The Weekend Tarot Reading — Sunday, December 11, 2011

Editor’s Note: If you want to experiment with tarot cards and don’t have any, we provide a free tarot spread generator using the Celtic Wings spread, which is based on the traditional Celtic Cross spread. This article explains how to use the spread. You can visit Sarah’s website here. –efc

By Sarah Taylor

You are embarking on an act of creation. You are in the process of shaping your world, and your experience of it. You have the tools to be able to achieve this — both personal and transpersonal. How will you choose to work? What is it that you are going to bring into existence? Both of these questions lie at the heart of the matter at hand.

Eight of Pentacles, Two of Wands, The High Priestess - RWS Tarot deck.
Eight of Pentacles, Two of Wands, The High Priestess from the Rider-Waite Smith Tarot deck. Click on the image for a larger version.

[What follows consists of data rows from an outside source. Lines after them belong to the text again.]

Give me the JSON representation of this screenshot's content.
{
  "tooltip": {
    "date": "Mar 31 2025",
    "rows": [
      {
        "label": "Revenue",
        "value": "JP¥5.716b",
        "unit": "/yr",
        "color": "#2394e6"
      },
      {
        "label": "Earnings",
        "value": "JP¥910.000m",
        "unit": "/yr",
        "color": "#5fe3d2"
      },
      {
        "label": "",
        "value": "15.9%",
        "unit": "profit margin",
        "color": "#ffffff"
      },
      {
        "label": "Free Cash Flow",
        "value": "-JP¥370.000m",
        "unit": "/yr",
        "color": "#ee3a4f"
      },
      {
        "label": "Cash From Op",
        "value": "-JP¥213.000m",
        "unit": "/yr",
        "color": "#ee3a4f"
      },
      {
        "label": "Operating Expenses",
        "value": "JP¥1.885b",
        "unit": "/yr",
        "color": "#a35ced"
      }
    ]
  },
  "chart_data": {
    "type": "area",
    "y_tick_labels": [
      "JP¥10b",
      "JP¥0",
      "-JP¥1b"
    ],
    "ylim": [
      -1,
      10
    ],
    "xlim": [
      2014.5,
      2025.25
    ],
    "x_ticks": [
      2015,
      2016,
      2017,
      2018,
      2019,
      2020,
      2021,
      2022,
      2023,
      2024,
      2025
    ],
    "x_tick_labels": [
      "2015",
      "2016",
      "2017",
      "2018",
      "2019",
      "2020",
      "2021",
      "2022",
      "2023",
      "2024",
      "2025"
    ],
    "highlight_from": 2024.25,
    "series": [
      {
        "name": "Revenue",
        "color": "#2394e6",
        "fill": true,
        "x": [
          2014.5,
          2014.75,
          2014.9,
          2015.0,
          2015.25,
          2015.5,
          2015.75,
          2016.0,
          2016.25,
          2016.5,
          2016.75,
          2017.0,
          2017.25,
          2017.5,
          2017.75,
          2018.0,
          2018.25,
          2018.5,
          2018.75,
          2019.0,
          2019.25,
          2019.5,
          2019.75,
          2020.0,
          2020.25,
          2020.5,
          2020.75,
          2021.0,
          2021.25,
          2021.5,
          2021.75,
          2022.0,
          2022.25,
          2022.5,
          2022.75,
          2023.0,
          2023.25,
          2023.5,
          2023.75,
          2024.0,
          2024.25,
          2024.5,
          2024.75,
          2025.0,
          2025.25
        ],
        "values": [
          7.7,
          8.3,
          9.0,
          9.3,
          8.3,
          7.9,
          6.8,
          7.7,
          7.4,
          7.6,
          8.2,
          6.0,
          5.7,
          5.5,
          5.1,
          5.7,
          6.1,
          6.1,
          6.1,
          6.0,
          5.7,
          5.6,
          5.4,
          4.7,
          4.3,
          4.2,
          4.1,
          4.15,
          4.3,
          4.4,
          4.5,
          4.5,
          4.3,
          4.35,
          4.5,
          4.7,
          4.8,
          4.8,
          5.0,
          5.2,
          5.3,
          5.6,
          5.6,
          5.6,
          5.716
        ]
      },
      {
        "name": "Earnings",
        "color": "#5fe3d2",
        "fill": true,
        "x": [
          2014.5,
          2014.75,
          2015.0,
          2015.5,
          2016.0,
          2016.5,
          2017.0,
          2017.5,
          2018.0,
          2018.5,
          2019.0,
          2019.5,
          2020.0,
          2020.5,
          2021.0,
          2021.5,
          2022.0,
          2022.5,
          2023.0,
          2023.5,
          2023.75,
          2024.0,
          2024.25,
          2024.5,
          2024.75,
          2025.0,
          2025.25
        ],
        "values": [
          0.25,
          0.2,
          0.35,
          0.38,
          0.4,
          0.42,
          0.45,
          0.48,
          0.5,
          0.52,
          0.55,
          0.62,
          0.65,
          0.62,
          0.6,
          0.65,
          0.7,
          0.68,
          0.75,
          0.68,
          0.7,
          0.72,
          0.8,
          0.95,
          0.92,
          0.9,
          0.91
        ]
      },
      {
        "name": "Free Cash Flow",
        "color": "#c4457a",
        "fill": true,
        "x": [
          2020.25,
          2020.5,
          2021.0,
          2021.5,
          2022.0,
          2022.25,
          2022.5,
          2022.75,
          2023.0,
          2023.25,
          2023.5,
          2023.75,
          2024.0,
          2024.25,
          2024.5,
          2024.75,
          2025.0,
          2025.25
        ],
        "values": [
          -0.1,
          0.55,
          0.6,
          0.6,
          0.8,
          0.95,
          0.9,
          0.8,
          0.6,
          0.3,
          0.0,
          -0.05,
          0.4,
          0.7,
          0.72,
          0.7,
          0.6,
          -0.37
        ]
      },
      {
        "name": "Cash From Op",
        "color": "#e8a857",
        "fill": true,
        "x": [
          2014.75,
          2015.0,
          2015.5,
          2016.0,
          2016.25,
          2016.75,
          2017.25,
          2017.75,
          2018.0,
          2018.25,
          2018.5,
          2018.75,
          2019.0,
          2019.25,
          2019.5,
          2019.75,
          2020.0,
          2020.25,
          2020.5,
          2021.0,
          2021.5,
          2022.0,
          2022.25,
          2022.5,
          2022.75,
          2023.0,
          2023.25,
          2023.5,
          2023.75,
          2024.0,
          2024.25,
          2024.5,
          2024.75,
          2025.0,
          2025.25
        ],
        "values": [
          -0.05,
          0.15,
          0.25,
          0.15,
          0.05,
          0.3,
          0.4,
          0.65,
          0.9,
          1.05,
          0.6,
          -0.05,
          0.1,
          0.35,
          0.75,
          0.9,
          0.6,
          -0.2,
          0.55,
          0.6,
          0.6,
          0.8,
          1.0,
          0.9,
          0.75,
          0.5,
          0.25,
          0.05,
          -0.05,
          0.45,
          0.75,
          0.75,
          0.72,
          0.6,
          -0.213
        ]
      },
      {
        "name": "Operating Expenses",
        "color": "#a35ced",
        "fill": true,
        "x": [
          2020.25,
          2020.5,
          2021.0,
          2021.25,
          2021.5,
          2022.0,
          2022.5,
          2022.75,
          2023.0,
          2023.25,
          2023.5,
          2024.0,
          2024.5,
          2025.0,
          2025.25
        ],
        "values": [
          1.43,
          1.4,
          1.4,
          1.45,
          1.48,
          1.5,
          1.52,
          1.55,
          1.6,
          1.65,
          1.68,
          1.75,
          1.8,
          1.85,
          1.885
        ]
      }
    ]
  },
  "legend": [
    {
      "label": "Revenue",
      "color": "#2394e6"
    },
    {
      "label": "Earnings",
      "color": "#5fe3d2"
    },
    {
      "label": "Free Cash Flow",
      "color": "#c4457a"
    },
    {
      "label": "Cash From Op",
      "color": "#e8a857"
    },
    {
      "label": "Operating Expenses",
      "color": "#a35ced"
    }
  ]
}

This feels to me like a very balanced reading. An Eight, a minor arcana Two, card number Two in the major arcana. Two male figures out in the world, one female figure in the inner world. The juxtaposition of a card of doingness on the left, a card of beingness on the right, and one that seems to be mid-way between ‘doing’ and ‘being’ in the centre. Do the outer cards feed into the central card, which is then our focus, I wonder? That is the way the reading is leading me to interpret it.

The Eight of Pentacles is a card of work. After the giving to others witnessed in the figure offering alms to the poor in the Six of Pentacles, there is then the getting down to business of bringing something through for oneself, by oneself, in the Seven: We give first in order to open the way to receiving. When we get to the Eight, there is a sense of having overcome the hurdles of uncertainty in the Seven, where a certain amount of taking stock was necessary in the face of less-than-favourable circumstances.

Here, now, there is an ease to the picture that was not seen in the previous card. The worker has turned craftsman, building up a reserve of things — assets, skills, tools — that are ready for use if he needs them. This is about what we build up within ourselves that we can then apply as required out in the world. They might not all be tangible, but they are all practical, and can have practical effects. We have a wealth of means at our disposal if only we were a) to acknowledge just what we have developed through the sheer will of being here, and b) to look, not at others (who, distant as they are in the town behind the figure, cannot supply what we need) but right in our own backyards — right in front of our eyes, in fact.